Ministers, top public servant to be grilled by committee on WE affair
The House of Commons ethics committee is conducting a review of existing safeguards in place to prevent conflicts of interest
OTTAWA — Two federal cabinet ministers and the country’s top public servant will be grilled on Aug. 11 about how a charity with close ties to Prime Minister Justin Trudeau wound up administering a $912-million student grant program.
The House of Commons ethics committee is scheduled to hear from Youth Minister Bardish Chagger, Employment Minister Carla Qualtrough and Ian Shugart, clerk of the Privy Council.
The committee is ostensibly conducting a review of the existing safeguards in place to prevent conflicts of interest when the federal government is deciding how to spend taxpayers’ dollars.
But opposition MPs are sure to focus more pointedly on the government’s agreement with WE Charity to administer the grant program, which had been intended to encourage students to engage in summer volunteer work related to the COVID-19 pandemic.
Chagger was the minister responsible for the program, which has now been abandoned after becoming mired in controversy.
Qualtrough is in charge of the department whose public servants concluded they were not capable of delivering the program and who, according to the government, recommended that WE Charity was the only group capable of delivering it.
Trudeau and Finance Minister Bill Morneau, who also has close family ties to WE Charity, are both under investigation by the federal ethics commissioner. Both have apologized for failing to recuse themselves when cabinet approved the recommended agreement with the charity.
The controversy has dogged the government since late June, when it announced an agreement to pay WE Charity up to $43.5 million to administer the grant program. The agreement stipulated that the charity could not make money on the deal.
Trudeau has been a featured speaker at six WE Day events and his wife hosts a podcast for the group, for which they have not been paid. However, the charity has covered some of Sophie Gregoire Trudeau’s travel expenses and has paid Trudeau’s mother and brother almost $300,000 for speaking at numerous WE events over the years and reimbursed them for some $200,000 in expenses.
One of Morneau’s daughters works for the organization, another has spoken at its events and his wife has donated $100,000 to it. Morneau also revealed that WE Charity covered $41,000 in expenses for him and his family in 2107 for trips to view two of its humanitarian projects in Ecuador and Kenya.

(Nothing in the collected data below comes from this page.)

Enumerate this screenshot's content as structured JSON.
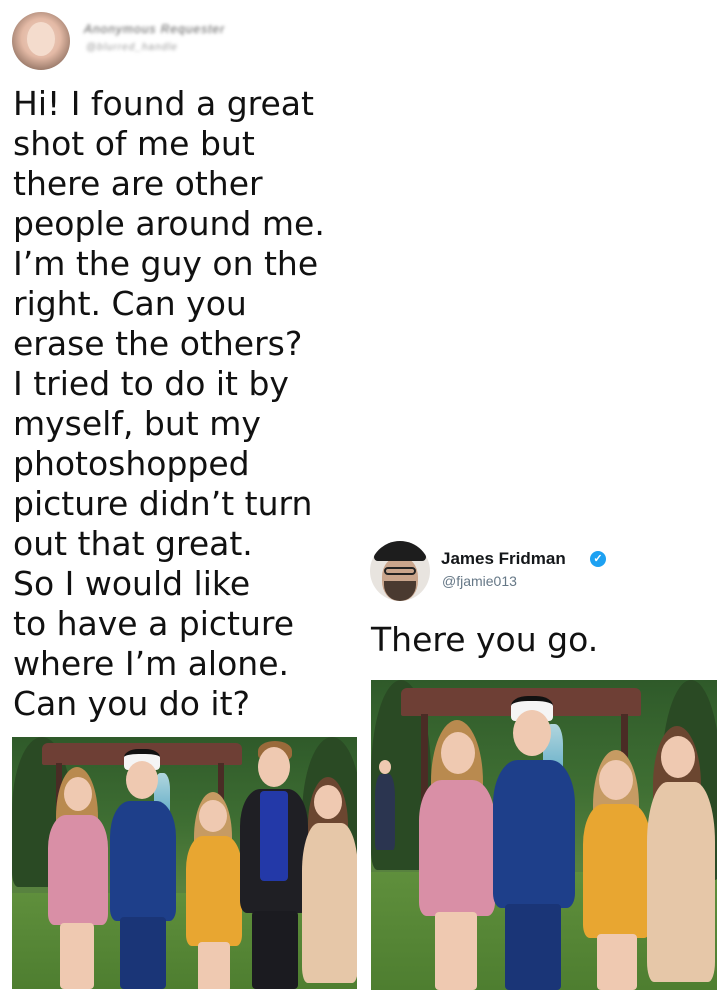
{
  "left_post": {
    "name": "Anonymous Requester",
    "handle": "@blurred_handle",
    "message": "Hi! I found a great\nshot of me but\nthere are other\npeople around me.\nI’m the guy on the\nright. Can you\nerase the others?\nI tried to do it by\nmyself, but my\nphotoshopped\npicture didn’t turn\nout that great.\nSo I would like\nto have a picture\nwhere I’m alone.\nCan you do it?"
  },
  "right_post": {
    "name": "James Fridman",
    "handle": "@fjamie013",
    "verified_icon": "✓",
    "message": "There you go."
  },
  "colors": {
    "verified_blue": "#1da1f2",
    "handle_gray": "#657786",
    "text": "#111111"
  },
  "icons": [
    "avatar-photo",
    "verified-badge-icon"
  ]
}
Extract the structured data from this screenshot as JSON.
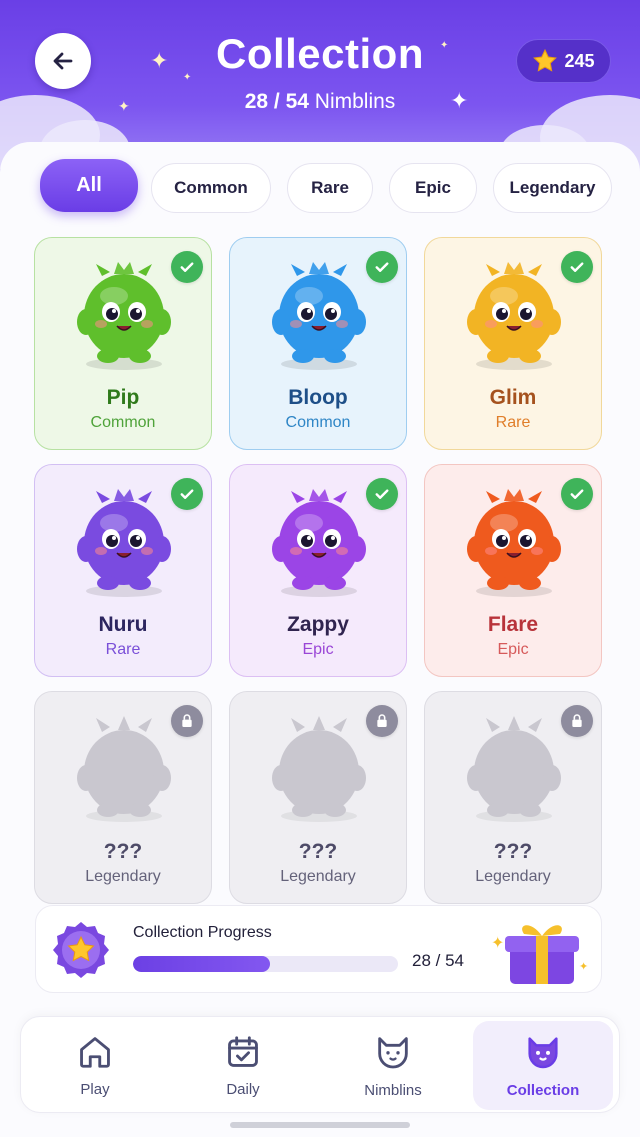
{
  "header": {
    "title": "Collection",
    "count_owned": "28 / 54",
    "count_suffix": "Nimblins",
    "coins": "245",
    "accent": "#6a3fe6"
  },
  "filters": [
    {
      "label": "All",
      "active": true
    },
    {
      "label": "Common",
      "active": false
    },
    {
      "label": "Rare",
      "active": false
    },
    {
      "label": "Epic",
      "active": false
    },
    {
      "label": "Legendary",
      "active": false
    }
  ],
  "creatures": [
    {
      "name": "Pip",
      "rarity": "Common",
      "status": "collected",
      "body": "#5fbf2c",
      "name_color": "#2f7a1b",
      "rarity_color": "#4fa33a",
      "bg": "#eef8e7",
      "border": "#b7e1a2"
    },
    {
      "name": "Bloop",
      "rarity": "Common",
      "status": "collected",
      "body": "#2f97ea",
      "name_color": "#1e4f88",
      "rarity_color": "#2f86c6",
      "bg": "#e7f3fc",
      "border": "#9fcdf0"
    },
    {
      "name": "Glim",
      "rarity": "Rare",
      "status": "collected",
      "body": "#f2b424",
      "name_color": "#a5521e",
      "rarity_color": "#e07e2a",
      "bg": "#fdf5e4",
      "border": "#f1d89a"
    },
    {
      "name": "Nuru",
      "rarity": "Rare",
      "status": "collected",
      "body": "#7a4be0",
      "name_color": "#2d2660",
      "rarity_color": "#7a4fd8",
      "bg": "#f3ecfc",
      "border": "#d2bff3"
    },
    {
      "name": "Zappy",
      "rarity": "Epic",
      "status": "collected",
      "body": "#9b45e6",
      "name_color": "#30244f",
      "rarity_color": "#9a46d6",
      "bg": "#f5eafc",
      "border": "#dcbff3"
    },
    {
      "name": "Flare",
      "rarity": "Epic",
      "status": "collected",
      "body": "#ef5a1e",
      "name_color": "#b8333a",
      "rarity_color": "#d65a5a",
      "bg": "#fdeceb",
      "border": "#f3c6c2"
    },
    {
      "name": "???",
      "rarity": "Legendary",
      "status": "locked",
      "body": "#c9c7cf",
      "name_color": "#4e4b68",
      "rarity_color": "#64627a",
      "bg": "#efeef2",
      "border": "#dddce3"
    },
    {
      "name": "???",
      "rarity": "Legendary",
      "status": "locked",
      "body": "#c9c7cf",
      "name_color": "#4e4b68",
      "rarity_color": "#64627a",
      "bg": "#efeef2",
      "border": "#dddce3"
    },
    {
      "name": "???",
      "rarity": "Legendary",
      "status": "locked",
      "body": "#c9c7cf",
      "name_color": "#4e4b68",
      "rarity_color": "#64627a",
      "bg": "#efeef2",
      "border": "#dddce3"
    }
  ],
  "progress": {
    "label": "Collection Progress",
    "count": "28 / 54",
    "fraction": 0.5185,
    "icons": [
      "star-badge-icon",
      "gift-box-icon"
    ]
  },
  "nav": [
    {
      "label": "Play",
      "icon": "home-icon",
      "active": false
    },
    {
      "label": "Daily",
      "icon": "calendar-check-icon",
      "active": false
    },
    {
      "label": "Nimblins",
      "icon": "cat-face-icon",
      "active": false
    },
    {
      "label": "Collection",
      "icon": "cat-face-filled-icon",
      "active": true
    }
  ]
}
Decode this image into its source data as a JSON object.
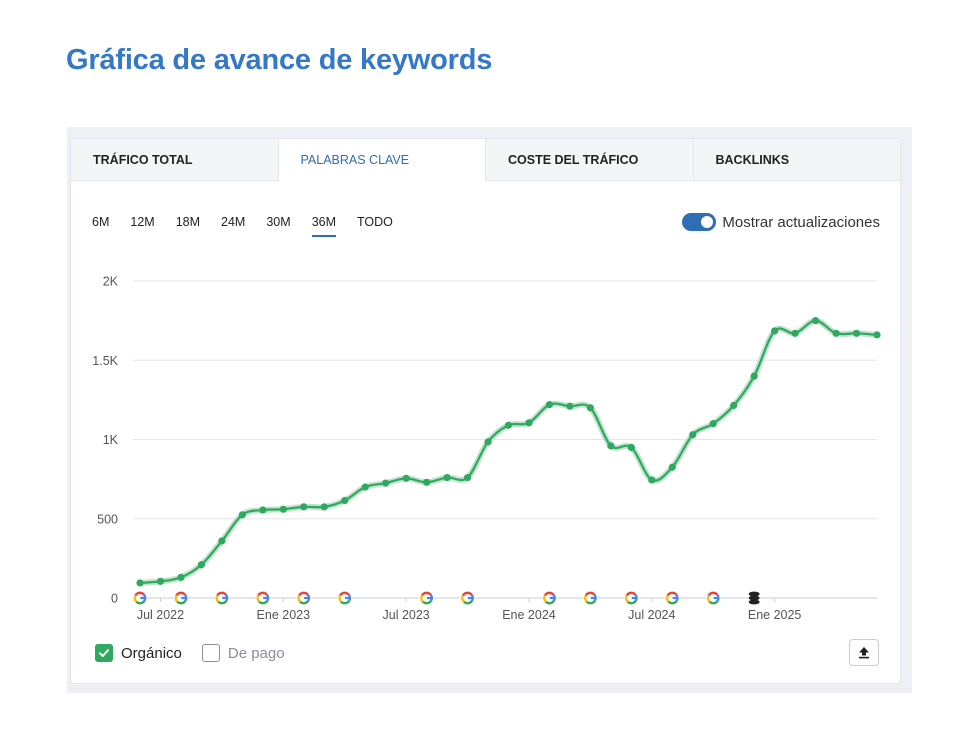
{
  "page": {
    "title": "Gráfica de avance de keywords"
  },
  "tabs": [
    {
      "label": "TRÁFICO TOTAL",
      "active": false
    },
    {
      "label": "PALABRAS CLAVE",
      "active": true
    },
    {
      "label": "COSTE DEL TRÁFICO",
      "active": false
    },
    {
      "label": "BACKLINKS",
      "active": false
    }
  ],
  "periods": [
    {
      "label": "6M",
      "active": false
    },
    {
      "label": "12M",
      "active": false
    },
    {
      "label": "18M",
      "active": false
    },
    {
      "label": "24M",
      "active": false
    },
    {
      "label": "30M",
      "active": false
    },
    {
      "label": "36M",
      "active": true
    },
    {
      "label": "TODO",
      "active": false
    }
  ],
  "toggle": {
    "label": "Mostrar actualizaciones",
    "on": true
  },
  "legend": [
    {
      "label": "Orgánico",
      "checked": true
    },
    {
      "label": "De pago",
      "checked": false
    }
  ],
  "colors": {
    "accent": "#2f6db5",
    "title": "#3478c6",
    "series": "#2fa860",
    "grid": "#e3e6ec"
  },
  "chart_data": {
    "type": "line",
    "title": "",
    "xlabel": "",
    "ylabel": "",
    "grid": true,
    "legend_position": "bottom-left",
    "ylim": [
      0,
      2000
    ],
    "y_ticks": [
      0,
      500,
      1000,
      1500,
      2000
    ],
    "y_tick_labels": [
      "0",
      "500",
      "1K",
      "1.5K",
      "2K"
    ],
    "x_tick_labels": [
      "Jul 2022",
      "Ene 2023",
      "Jul 2023",
      "Ene 2024",
      "Jul 2024",
      "Ene 2025"
    ],
    "x_tick_months": [
      1,
      7,
      13,
      19,
      25,
      31
    ],
    "x_range_months": [
      0,
      36
    ],
    "series": [
      {
        "name": "Orgánico",
        "color": "#2fa860",
        "x_months": [
          0,
          1,
          2,
          3,
          4,
          5,
          6,
          7,
          8,
          9,
          10,
          11,
          12,
          13,
          14,
          15,
          16,
          17,
          18,
          19,
          20,
          21,
          22,
          23,
          24,
          25,
          26,
          27,
          28,
          29,
          30,
          31,
          32,
          33,
          34,
          35,
          36
        ],
        "values": [
          95,
          105,
          130,
          210,
          360,
          525,
          555,
          560,
          575,
          575,
          615,
          700,
          725,
          755,
          730,
          760,
          760,
          985,
          1090,
          1105,
          1220,
          1210,
          1200,
          960,
          950,
          745,
          825,
          1030,
          1100,
          1215,
          1400,
          1685,
          1670,
          1750,
          1670,
          1670,
          1660
        ]
      }
    ],
    "update_markers": [
      {
        "month": 0,
        "icon": "google-icon"
      },
      {
        "month": 2,
        "icon": "google-icon"
      },
      {
        "month": 4,
        "icon": "google-icon"
      },
      {
        "month": 6,
        "icon": "google-icon"
      },
      {
        "month": 8,
        "icon": "google-icon"
      },
      {
        "month": 10,
        "icon": "google-icon"
      },
      {
        "month": 14,
        "icon": "google-icon"
      },
      {
        "month": 16,
        "icon": "google-icon"
      },
      {
        "month": 20,
        "icon": "google-icon"
      },
      {
        "month": 22,
        "icon": "google-icon"
      },
      {
        "month": 24,
        "icon": "google-icon"
      },
      {
        "month": 26,
        "icon": "google-icon"
      },
      {
        "month": 28,
        "icon": "google-icon"
      },
      {
        "month": 30,
        "icon": "database-icon"
      }
    ]
  }
}
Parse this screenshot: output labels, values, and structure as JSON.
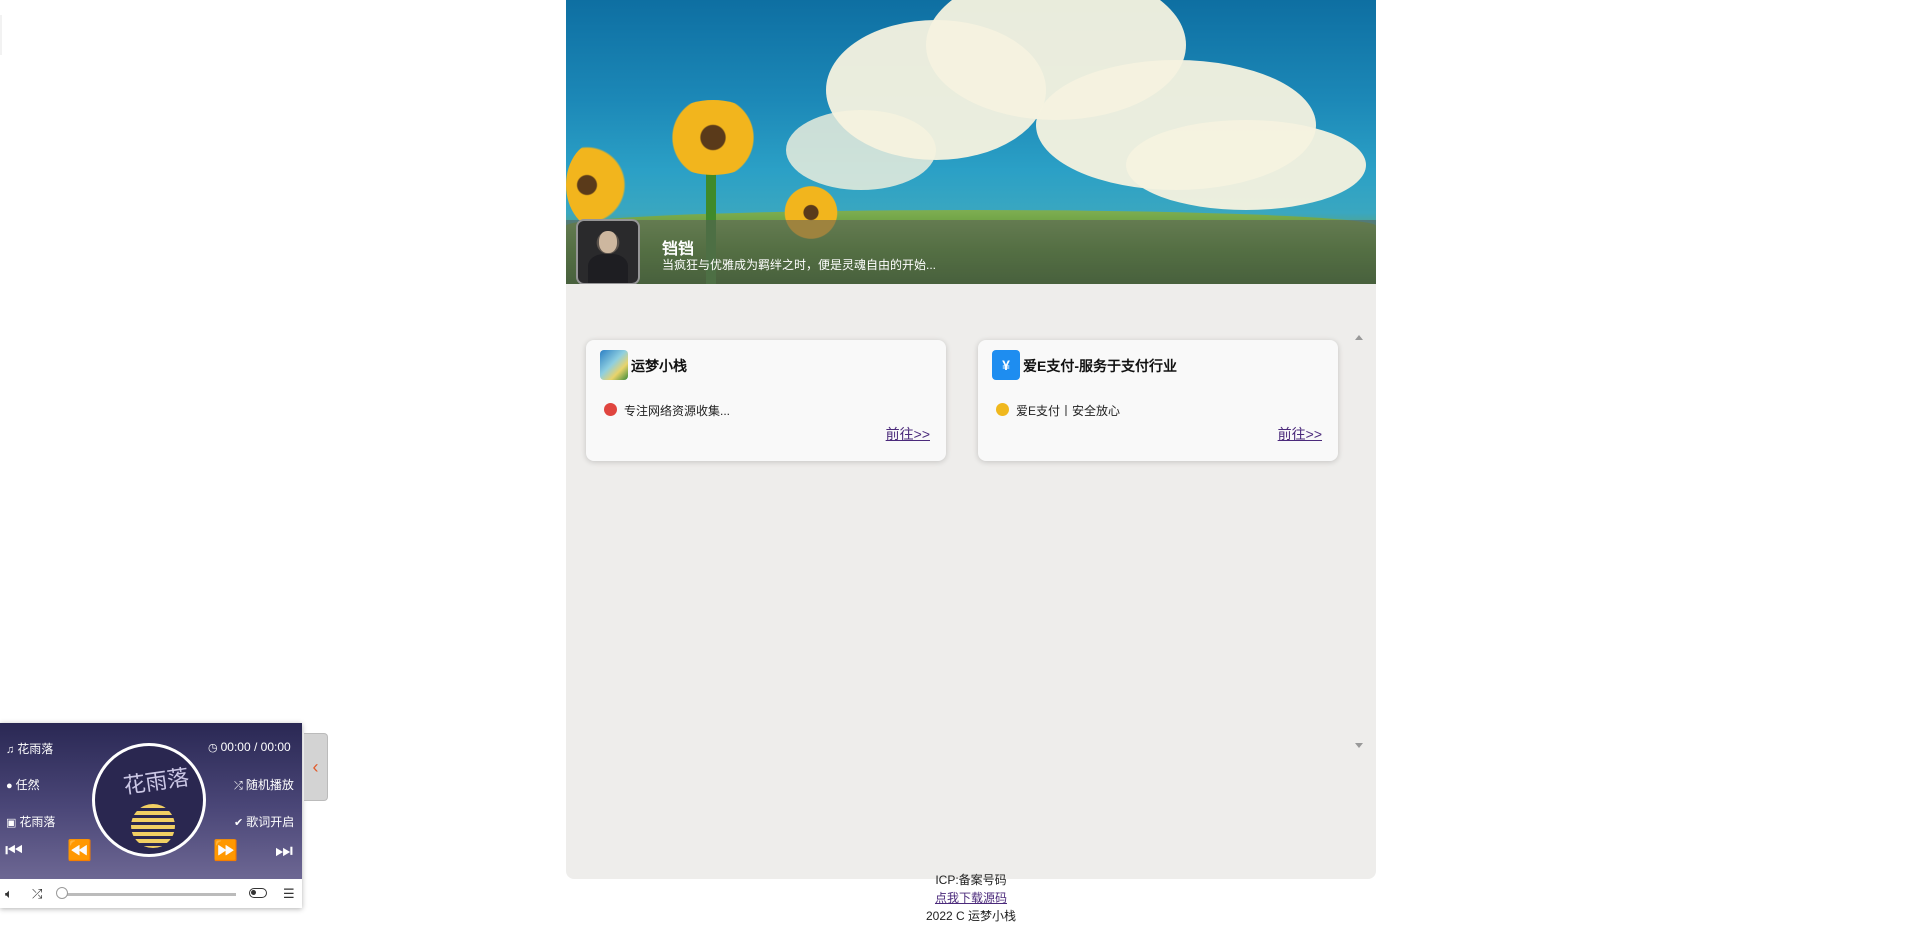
{
  "profile": {
    "name": "铛铛",
    "motto": "当疯狂与优雅成为羁绊之时，便是灵魂自由的开始..."
  },
  "cards": [
    {
      "title": "运梦小栈",
      "description": "专注网络资源收集...",
      "link": "前往>>",
      "logo_color": "#3b8fd1",
      "badge_color": "#e0453f"
    },
    {
      "title": "爱E支付-服务于支付行业",
      "description": "爱E支付丨安全放心",
      "link": "前往>>",
      "logo_color": "#1e8df0",
      "badge_color": "#f0b81e"
    }
  ],
  "footer": {
    "icp": "ICP:备案号码",
    "download_link": "点我下载源码",
    "copyright": "2022 C 运梦小栈"
  },
  "player": {
    "song": "花雨落",
    "artist": "任然",
    "album": "花雨落",
    "time": "00:00 / 00:00",
    "mode": "随机播放",
    "lyrics": "歌词开启",
    "disc_text": "花雨落",
    "progress": 0,
    "handle_icon": "chevron-left-icon"
  }
}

Morneau wrote a cheque to reimburse the organization for those expenses shortly before testifying two weeks ago at the Commons finance committee, which is also attempting to get to the bottom of the affair.
Members of the finance committee are waiting to see some 5,000 pages of documents turned over by the government Saturday on the WE controversy. The documents are being vetted by committee lawyers to ensure they don’t disclose personal information or cabinet secrets.
In the meantime, opposition parties are attempting to expand the ethical cloud to include the delivery of another emergency program — this one to provide rent relief for small businesses during the pandemic.
The government handed responsibility for the program to the Canada Mortage and Housing Corp. but the Crown corporation decided to contract it out to MCAP, a mortgage lender that employs the husband of Trudeau’s chief of staff, Katie Telford. The contract was initially worth $56 million when the rent-relief program was launched in May and later expanded to $84 million in July.
The Prime Minister’s Office said CMHC independently chose to outsource the program.
Moreover, the PMO said Telford alerted the ethics commissioner in January, when her husband became a senior executive at MCAP, and was advised she didn’t need to set up an ethics screen. She nevertheless voluntarily set up a screen to ensure she would not be involved in anything that might benefit the company.